I love your sense of being consistently yourself at any given time, whether you are presenting yourself as a male or female. As men, we can be receptive and respectful toward women. We can be nuturing, soft, gentle, sensitive to beauty, and open to emotion. We can care for ourselves, and for others, paying attention to all the myriad details of caring, whether it be in the loving cultivation of our relationships, the effort and attention that we devote to maintaining lovely homes, or in following our diets and skin care and beauty routines. This is what I try to do in my own daily life, cultivating the blossoming of my femininty from within in constantly repeated scales of ever more evident outward expression.

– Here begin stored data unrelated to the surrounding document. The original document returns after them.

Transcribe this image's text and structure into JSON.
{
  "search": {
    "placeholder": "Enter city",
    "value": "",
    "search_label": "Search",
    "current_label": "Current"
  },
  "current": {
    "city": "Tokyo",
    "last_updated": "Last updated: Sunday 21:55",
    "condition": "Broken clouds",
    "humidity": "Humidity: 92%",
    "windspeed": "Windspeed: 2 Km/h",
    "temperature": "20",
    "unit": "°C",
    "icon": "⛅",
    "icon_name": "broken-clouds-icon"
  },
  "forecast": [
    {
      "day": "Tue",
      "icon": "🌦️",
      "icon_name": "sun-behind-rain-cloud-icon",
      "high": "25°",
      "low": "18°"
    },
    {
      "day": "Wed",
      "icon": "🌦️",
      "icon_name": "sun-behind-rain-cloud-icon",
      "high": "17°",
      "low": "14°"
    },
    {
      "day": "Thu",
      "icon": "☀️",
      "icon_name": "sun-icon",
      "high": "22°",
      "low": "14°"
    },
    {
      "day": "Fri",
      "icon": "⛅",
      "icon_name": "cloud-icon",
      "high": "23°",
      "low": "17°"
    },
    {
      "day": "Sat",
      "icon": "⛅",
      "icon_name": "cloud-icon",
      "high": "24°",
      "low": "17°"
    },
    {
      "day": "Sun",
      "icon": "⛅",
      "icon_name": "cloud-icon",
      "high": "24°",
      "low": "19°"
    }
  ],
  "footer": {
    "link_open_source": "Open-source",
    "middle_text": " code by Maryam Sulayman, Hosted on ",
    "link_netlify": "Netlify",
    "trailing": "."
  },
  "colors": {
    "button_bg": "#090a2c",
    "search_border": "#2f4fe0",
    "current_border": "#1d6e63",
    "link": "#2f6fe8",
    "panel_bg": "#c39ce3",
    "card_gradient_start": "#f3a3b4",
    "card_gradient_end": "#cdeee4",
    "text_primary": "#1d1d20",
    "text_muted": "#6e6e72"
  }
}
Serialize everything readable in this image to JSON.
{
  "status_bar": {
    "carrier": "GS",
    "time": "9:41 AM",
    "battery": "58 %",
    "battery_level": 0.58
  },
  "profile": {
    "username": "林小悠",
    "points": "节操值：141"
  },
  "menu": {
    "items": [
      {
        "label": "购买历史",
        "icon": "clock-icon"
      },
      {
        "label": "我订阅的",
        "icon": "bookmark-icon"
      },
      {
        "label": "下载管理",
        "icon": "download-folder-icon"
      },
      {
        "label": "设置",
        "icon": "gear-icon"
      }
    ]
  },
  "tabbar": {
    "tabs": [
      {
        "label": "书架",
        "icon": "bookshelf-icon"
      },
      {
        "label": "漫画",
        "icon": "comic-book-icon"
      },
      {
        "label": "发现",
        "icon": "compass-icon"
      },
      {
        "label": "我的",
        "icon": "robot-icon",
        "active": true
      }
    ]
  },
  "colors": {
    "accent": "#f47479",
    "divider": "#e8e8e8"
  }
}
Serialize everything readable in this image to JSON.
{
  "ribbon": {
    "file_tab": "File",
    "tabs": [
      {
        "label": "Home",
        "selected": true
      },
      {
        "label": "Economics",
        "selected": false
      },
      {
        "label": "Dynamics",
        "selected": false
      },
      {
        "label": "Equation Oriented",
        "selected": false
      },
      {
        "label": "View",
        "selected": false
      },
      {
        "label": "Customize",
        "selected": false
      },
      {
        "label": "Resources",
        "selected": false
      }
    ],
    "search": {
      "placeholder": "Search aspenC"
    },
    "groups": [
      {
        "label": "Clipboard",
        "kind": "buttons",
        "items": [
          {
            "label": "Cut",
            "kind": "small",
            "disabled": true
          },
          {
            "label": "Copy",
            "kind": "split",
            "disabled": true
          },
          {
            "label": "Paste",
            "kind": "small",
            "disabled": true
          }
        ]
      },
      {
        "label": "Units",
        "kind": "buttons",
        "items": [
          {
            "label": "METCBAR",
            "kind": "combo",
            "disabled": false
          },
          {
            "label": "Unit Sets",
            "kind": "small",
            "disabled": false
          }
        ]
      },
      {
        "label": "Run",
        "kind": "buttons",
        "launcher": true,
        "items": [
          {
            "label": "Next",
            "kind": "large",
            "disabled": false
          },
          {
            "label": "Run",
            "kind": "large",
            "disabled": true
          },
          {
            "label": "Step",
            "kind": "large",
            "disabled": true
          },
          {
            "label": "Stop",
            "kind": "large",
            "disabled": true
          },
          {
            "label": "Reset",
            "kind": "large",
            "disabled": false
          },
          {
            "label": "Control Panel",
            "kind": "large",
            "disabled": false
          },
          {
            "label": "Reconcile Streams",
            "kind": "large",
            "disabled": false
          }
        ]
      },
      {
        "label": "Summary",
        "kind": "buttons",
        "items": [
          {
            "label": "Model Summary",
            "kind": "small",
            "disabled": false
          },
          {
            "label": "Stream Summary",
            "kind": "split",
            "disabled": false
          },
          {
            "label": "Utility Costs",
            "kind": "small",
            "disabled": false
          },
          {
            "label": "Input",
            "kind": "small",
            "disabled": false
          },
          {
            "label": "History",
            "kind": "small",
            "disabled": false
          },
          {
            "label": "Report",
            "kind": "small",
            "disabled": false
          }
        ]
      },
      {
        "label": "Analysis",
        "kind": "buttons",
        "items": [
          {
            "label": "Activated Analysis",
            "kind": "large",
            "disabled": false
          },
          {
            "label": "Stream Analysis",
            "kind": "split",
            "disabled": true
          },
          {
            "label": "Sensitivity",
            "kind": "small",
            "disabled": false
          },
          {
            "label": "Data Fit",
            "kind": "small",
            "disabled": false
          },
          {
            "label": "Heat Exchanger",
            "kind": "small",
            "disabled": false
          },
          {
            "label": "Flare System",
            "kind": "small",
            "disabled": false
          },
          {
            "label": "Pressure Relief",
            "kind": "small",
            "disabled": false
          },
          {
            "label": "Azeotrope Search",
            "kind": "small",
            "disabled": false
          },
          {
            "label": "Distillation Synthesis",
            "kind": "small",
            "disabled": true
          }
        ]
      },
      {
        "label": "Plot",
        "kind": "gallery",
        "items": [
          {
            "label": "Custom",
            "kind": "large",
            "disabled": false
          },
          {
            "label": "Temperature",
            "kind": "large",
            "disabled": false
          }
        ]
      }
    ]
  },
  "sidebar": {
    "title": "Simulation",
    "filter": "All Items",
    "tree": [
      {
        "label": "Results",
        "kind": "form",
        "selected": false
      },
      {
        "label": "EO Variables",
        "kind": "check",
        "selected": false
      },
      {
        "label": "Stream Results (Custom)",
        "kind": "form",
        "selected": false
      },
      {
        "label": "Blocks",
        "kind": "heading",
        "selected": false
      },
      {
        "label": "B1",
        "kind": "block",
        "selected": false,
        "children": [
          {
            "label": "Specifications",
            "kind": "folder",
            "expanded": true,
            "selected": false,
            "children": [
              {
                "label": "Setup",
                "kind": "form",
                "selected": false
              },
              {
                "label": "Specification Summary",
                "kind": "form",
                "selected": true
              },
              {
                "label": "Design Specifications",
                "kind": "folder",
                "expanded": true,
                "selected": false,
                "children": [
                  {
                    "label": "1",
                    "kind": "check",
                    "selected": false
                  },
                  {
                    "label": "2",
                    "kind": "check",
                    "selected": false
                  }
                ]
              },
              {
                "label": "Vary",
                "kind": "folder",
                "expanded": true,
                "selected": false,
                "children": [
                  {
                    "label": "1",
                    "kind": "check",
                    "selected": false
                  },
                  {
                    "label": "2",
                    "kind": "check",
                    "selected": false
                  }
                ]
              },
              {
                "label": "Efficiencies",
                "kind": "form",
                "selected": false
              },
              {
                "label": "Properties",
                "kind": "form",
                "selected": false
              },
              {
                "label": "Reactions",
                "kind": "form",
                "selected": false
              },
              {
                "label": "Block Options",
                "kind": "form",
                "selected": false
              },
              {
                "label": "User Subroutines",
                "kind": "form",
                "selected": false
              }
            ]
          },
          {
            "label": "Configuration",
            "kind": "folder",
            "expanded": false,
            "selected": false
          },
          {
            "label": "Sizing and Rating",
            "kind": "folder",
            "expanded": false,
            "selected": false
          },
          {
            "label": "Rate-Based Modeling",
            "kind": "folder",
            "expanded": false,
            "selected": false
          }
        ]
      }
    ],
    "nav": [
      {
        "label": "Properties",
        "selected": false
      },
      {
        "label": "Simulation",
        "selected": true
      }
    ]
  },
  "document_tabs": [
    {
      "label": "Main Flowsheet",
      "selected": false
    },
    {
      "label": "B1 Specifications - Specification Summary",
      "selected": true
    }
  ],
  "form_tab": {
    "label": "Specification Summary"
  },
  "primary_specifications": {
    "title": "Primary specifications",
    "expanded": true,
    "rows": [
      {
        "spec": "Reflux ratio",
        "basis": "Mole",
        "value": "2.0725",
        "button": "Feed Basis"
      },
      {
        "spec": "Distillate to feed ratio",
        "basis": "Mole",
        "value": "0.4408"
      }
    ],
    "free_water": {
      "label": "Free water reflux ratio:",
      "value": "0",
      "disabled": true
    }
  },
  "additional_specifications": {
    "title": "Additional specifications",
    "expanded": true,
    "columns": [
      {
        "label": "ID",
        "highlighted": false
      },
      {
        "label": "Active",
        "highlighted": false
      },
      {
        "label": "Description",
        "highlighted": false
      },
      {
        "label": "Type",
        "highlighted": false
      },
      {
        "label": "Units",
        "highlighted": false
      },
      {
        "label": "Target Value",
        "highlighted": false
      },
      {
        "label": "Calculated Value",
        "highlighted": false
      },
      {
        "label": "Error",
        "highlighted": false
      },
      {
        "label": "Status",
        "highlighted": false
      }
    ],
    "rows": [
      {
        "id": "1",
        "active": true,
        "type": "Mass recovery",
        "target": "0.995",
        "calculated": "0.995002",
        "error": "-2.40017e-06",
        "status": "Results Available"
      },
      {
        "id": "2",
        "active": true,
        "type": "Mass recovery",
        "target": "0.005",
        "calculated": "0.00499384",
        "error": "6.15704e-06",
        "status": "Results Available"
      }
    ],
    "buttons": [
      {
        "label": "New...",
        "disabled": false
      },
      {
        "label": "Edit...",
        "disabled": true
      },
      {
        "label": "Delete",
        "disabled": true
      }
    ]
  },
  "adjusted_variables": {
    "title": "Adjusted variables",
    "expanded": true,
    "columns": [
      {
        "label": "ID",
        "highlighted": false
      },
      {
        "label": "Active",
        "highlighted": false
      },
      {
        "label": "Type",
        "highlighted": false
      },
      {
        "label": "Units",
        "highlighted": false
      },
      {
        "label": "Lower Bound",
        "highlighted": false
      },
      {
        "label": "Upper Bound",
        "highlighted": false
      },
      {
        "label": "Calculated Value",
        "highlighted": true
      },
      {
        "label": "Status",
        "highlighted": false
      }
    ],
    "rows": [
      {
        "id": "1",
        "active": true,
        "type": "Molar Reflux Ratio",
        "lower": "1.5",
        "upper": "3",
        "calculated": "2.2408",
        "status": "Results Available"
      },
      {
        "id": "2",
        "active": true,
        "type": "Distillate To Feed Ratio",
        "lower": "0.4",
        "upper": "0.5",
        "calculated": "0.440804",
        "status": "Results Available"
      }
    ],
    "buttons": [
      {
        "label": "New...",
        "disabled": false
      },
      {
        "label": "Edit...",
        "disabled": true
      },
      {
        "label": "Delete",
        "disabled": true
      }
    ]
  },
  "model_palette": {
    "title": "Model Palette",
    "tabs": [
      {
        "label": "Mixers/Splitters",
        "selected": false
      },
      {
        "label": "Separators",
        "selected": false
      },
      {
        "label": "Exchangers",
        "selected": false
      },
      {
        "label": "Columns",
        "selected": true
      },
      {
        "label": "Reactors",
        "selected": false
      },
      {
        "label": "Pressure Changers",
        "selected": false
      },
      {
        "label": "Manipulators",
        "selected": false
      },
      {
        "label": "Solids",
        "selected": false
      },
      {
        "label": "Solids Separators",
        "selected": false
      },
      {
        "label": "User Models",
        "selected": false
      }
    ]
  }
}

There are so many resources for us. I have recently let my hair grow out quite long and have made an appointment at a local salon for its styling in a classic bob cut. I have made appointments elsewhere for a regular detailed regime of skin and nail care and still elsewhere for laser removal of my facial hair. These are all female owned and operated salons in my own community. They have accepted my calls for appointments with courtesy and warm enthusiasm. I hope to go shopping soon and quite openly with women friends.

We are all, I think, whether male or female, complex blends and outcomes of masculine and feminine energies. For me it has become a clearly richer and so much more satisfying response to life to relinquish my yang energies and celebrate my yin. My dear and lovely wife has no lacking of yang energy herself, quite enough for our little family, so I am more and more yielding to her own opinions and decisiveness. Although we can still energetically discuss such things as color schemes for our kitchen, I am always ultimately ready to yield to her.

Felicia, again my warmest thanks to you for your sensitve, thoughtful, and honest writing. I am so very happy to be able to share some of my own thoughts with you, and wish you every satisfaction and happiness in exploring and developing the joys and beauties of femininity.